Culture

In Situ Art Festival : derniers week-ends avant destruction

Dans un mois, les bulldozers effaceront l’un desévénements street art de l’été. Rencontre in extremis avec Olivier Landes, organisateur de l'In Situ Art Festival au fort d'Aubervilliers, qui rouvre ses portespendant les week-ends de septembre.

Quel bilan faites-vous de l’opération ?

Olivier LANDES : Le fort d’Aubervilliers était une belle endormie. Nous l’avons réveillée, révélée aux habitants du quartier et aux amateurs de street art de Paris et d’ailleurs. 30.000 curieux seront venus voir les œuvres de la cinquantaine d’artistes qui ont travaillé ici. Et nous avons touché tous les publics : depuis le branché qui écoute Nova ou regarde Canal + jusqu’aux enfants des écoles du coin.

 

Y’a-t-il des œuvres qui vous ont particulièrement touché ?

Question impossible mais… Le portrait géant de Jorge est une œuvre très forte sur le plan symbolique : une habitante d’Aubervilliers peinte sur le sol de l’ancien parking de la casse ! Cette œuvre a provoqué des réactions des régies et des associations de quartiers d’autres communes du 93. Bref, sans parler de la qualité artistique de cette œuvre, on peut dire qu’elle a atteint son but !

Autre œuvre symbolique, le collage de Willy Vainqueur, qui raconte la mémoire du lieu, avec cette photo qui date du festival « fêtes et forts » organisé dans le cadre du plan Banlieues 89, sous Mitterrand…

 

In situ art festival d'Aubervilliers

Qu’en disent les artistes ?

Les street artists opèrent dans l’éphémère, leurs œuvres sont disséminées partout et ils travaillent sur des supports qui ne leur appartiennent généralement pas.
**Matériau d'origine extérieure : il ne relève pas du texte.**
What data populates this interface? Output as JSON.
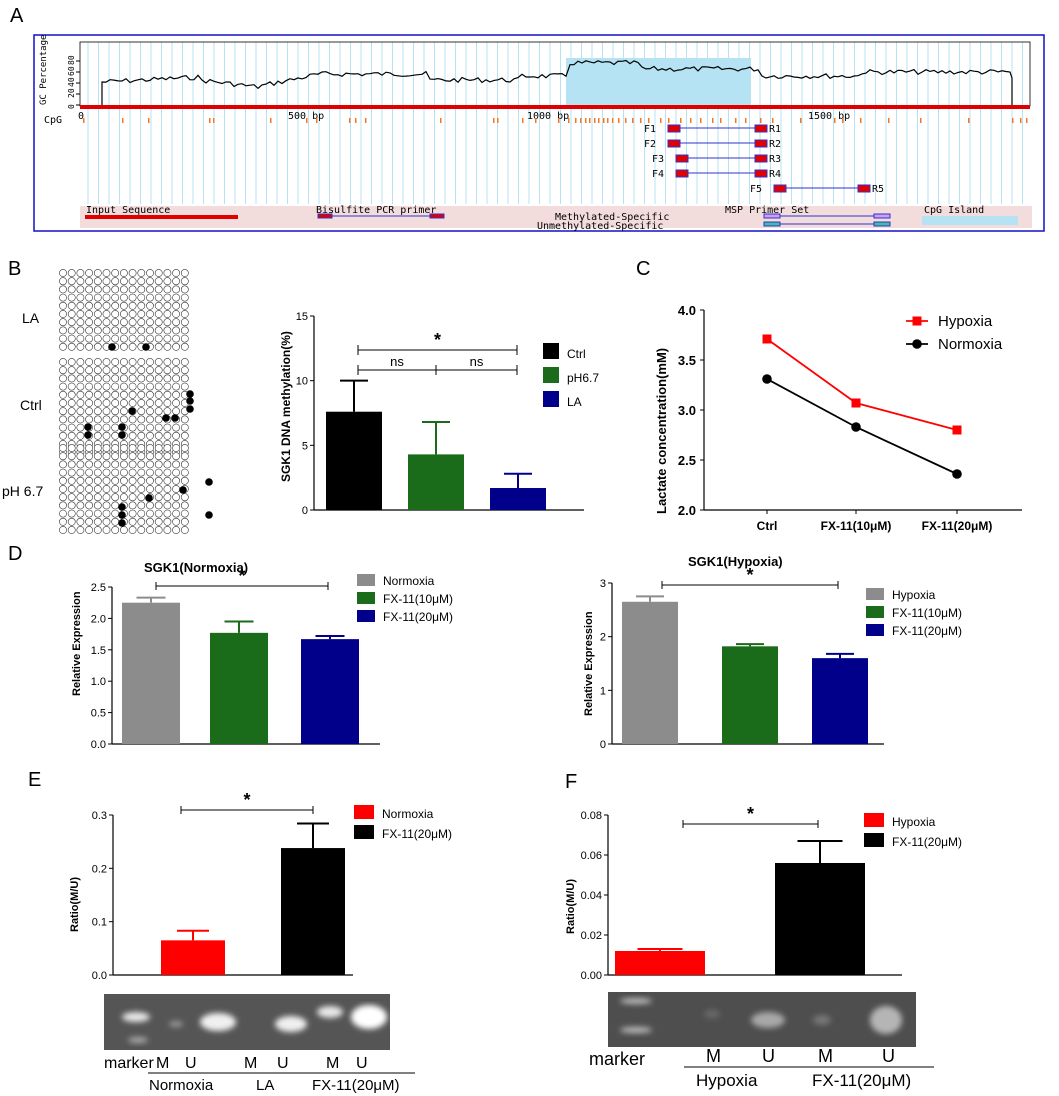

Du coup, la plupart du temps ils ont une histoire courte avec leurs œuvres. Pourtant, beaucoup de ceux qui sont intervenus ici sont revenus pour voir le travail des autres, leur œuvre collective, et pour partager les réactions du public.

Que vont devenir les oeuvres après la fermeture de l’expo, à la fin du mois ?

Après quatre mois d’exposition en plein air, les œuvres sont déjà très abimées par le soleil, la pluie ; Elles ne sont pas conçues pour durer ! Et le fort doit devenir un éco-quartier, c’était la règle du jeu. Dès octobre, les bâtiments sans intérêt historique seront détruits et le terrain dépollué. Puis ce sera le début d’une nouvelle vie pour le fort. Le street art est un art éphémère.